Il secondo ostacolo consiste nel fatto che il pensiero dell'illuminismo è sviluppato da moltissimi individui che non condividono affatto le medesime opinioni e sono costantemente impegnati in accese discussioni, da un paese all'altro e all'interno del proprio. Il tempo trascorso ci aiuta a effettuare una scelta, senza dubbio, ma solo fino a un certo punto: le divergenze di allora hanno dato vita a scuole di pensiero che si scontrano ancora oggi. L'illuminismo ha rappresentato un'epoca di dibattiti piuttosto che di consensi. Molteplicità temibile, dunque e tuttavia, anche questo è sicuro, identifichiamo senza troppa difficoltà l'esistenza di ciò che si può definire come un progetto dell'illuminismo.

Tre sono le idee alla base del progetto, arricchito anche dalle loro innumerevoli conseguenze: l'autonomia, la finalità umana delle nostre azioni e in ultimo l'universalità. Cerchiamo di spiegarci meglio.

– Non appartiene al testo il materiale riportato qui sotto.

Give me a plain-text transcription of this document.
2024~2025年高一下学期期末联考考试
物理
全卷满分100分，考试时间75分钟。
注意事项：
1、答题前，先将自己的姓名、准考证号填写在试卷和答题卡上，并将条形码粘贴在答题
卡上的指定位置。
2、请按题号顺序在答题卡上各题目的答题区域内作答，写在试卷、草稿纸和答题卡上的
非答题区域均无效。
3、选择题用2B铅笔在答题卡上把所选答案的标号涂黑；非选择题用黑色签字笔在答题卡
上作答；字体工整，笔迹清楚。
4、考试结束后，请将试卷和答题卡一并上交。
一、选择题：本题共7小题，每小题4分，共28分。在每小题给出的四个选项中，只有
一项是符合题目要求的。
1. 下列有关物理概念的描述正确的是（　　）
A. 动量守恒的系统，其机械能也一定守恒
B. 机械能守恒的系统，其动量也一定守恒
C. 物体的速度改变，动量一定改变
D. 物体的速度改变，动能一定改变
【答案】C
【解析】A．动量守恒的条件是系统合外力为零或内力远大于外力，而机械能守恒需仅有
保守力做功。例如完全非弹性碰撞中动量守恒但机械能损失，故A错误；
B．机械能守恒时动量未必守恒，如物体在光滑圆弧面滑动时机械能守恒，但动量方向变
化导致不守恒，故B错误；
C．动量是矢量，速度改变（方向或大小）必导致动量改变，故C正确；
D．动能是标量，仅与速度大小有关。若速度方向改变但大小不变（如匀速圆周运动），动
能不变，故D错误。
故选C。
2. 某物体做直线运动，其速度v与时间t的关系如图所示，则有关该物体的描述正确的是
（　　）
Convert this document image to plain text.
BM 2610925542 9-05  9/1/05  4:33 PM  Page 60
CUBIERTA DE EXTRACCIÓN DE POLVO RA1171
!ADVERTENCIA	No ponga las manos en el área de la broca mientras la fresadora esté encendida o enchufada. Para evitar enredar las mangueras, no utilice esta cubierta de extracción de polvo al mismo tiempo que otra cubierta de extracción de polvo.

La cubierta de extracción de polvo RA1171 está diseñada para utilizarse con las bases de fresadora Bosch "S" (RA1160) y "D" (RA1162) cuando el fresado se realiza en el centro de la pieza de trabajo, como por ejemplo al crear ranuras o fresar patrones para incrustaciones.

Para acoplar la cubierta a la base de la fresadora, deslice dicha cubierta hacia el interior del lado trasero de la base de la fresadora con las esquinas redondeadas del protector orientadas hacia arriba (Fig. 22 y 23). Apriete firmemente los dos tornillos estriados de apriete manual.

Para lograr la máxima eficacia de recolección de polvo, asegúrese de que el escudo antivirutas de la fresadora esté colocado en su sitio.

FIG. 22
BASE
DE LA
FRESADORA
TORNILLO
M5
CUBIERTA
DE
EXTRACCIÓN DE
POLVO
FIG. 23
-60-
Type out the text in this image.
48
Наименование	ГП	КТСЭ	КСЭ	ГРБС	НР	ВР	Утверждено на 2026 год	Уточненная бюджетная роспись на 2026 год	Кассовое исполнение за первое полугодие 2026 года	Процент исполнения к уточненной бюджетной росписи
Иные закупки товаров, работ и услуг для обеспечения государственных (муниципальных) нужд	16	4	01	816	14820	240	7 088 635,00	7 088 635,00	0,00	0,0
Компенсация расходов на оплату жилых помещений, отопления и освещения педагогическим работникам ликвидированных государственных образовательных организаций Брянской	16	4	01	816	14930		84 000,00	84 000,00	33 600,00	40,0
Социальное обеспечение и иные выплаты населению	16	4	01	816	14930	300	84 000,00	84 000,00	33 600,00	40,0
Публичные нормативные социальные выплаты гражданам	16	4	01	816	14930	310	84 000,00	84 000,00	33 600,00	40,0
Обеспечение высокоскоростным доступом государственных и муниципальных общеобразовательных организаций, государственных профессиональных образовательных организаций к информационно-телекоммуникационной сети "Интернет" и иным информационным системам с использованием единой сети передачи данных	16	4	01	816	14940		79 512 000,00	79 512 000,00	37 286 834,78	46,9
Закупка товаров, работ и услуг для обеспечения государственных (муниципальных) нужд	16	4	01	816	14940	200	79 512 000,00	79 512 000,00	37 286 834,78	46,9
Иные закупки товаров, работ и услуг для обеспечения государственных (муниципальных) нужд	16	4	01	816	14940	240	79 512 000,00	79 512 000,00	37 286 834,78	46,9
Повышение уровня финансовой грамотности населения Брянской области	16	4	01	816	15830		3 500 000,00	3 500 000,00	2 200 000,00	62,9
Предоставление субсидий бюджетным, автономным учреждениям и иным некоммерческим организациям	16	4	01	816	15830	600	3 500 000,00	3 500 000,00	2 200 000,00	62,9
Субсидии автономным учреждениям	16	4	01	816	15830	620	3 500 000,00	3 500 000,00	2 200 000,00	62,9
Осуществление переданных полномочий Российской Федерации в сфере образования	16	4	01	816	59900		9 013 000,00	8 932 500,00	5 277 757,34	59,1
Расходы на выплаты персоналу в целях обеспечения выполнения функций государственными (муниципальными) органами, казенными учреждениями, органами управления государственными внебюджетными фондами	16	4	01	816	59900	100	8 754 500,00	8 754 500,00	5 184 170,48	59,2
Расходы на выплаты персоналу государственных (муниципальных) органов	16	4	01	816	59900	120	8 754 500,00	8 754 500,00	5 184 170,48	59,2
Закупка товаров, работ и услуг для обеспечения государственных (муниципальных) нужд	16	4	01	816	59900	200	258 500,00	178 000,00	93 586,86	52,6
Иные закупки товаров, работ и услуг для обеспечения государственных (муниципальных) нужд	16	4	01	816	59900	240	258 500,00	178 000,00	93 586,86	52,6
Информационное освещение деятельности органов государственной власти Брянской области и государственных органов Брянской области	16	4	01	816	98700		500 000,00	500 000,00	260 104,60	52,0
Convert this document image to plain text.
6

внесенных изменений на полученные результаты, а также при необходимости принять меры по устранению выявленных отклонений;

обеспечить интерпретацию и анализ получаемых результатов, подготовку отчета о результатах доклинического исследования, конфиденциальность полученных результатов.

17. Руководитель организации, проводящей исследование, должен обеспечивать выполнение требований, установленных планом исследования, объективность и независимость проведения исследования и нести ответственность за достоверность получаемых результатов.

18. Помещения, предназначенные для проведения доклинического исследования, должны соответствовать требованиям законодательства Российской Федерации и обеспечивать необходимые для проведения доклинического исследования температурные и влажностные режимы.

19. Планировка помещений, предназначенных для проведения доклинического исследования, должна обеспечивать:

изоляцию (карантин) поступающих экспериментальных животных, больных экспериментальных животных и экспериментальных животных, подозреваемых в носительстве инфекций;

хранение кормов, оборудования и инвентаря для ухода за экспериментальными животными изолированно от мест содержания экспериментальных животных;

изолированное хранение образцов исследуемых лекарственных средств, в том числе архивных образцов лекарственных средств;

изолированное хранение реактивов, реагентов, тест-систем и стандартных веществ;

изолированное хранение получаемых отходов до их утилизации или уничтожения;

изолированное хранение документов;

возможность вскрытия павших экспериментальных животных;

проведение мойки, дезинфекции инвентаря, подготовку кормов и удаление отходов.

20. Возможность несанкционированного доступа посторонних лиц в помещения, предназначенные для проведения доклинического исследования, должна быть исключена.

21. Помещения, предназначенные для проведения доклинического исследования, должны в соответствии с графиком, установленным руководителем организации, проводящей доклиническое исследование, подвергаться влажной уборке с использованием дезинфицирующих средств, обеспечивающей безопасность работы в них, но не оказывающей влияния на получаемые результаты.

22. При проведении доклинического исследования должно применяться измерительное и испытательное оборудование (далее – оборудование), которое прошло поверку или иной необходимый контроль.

Il primo aspetto essenziale di questo movimento consiste nel privilegiare ciò che ciascuno sceglie e decide in autonomia, a detrimento di quanto ci viene imposto da un'autorità esterna. Tale preferenza comporta due aspetti, l'uno critico e l'altro costruttivo: bisogna sottrarsi a ogni forma di tutela imposta agli uomini dall'esterno e lasciarsi guidare dalle leggi, norme e regole volute dagli stessi individui ai quali esse si rivolgono. Emancipazione e autonomia sono i termini che indicano le due fasi, altrettanto indispensabili, di un medesimo processo. Per potervisi dedicare bisogna disporre di una completa libertà di analizzare, discutere, criticare, dubitare: non esistono più dogmi o istituzioni intoccabili. Una conseguenza indiretta, ma decisiva, di questa scelta è il vincolo imposto alle caratteristiche di ogni forma di autorità: deve essere della stessa natura degli uomini, vale a dire naturale e non soprannaturale. E in questo senso che l'illuminismo dà vita a un mondo «disincantato», che obbedisce da un capo all'altro alle stesse leggi fisiche o, per quanto riguarda le società umane, rivela gli stessi meccanismi di comportamento.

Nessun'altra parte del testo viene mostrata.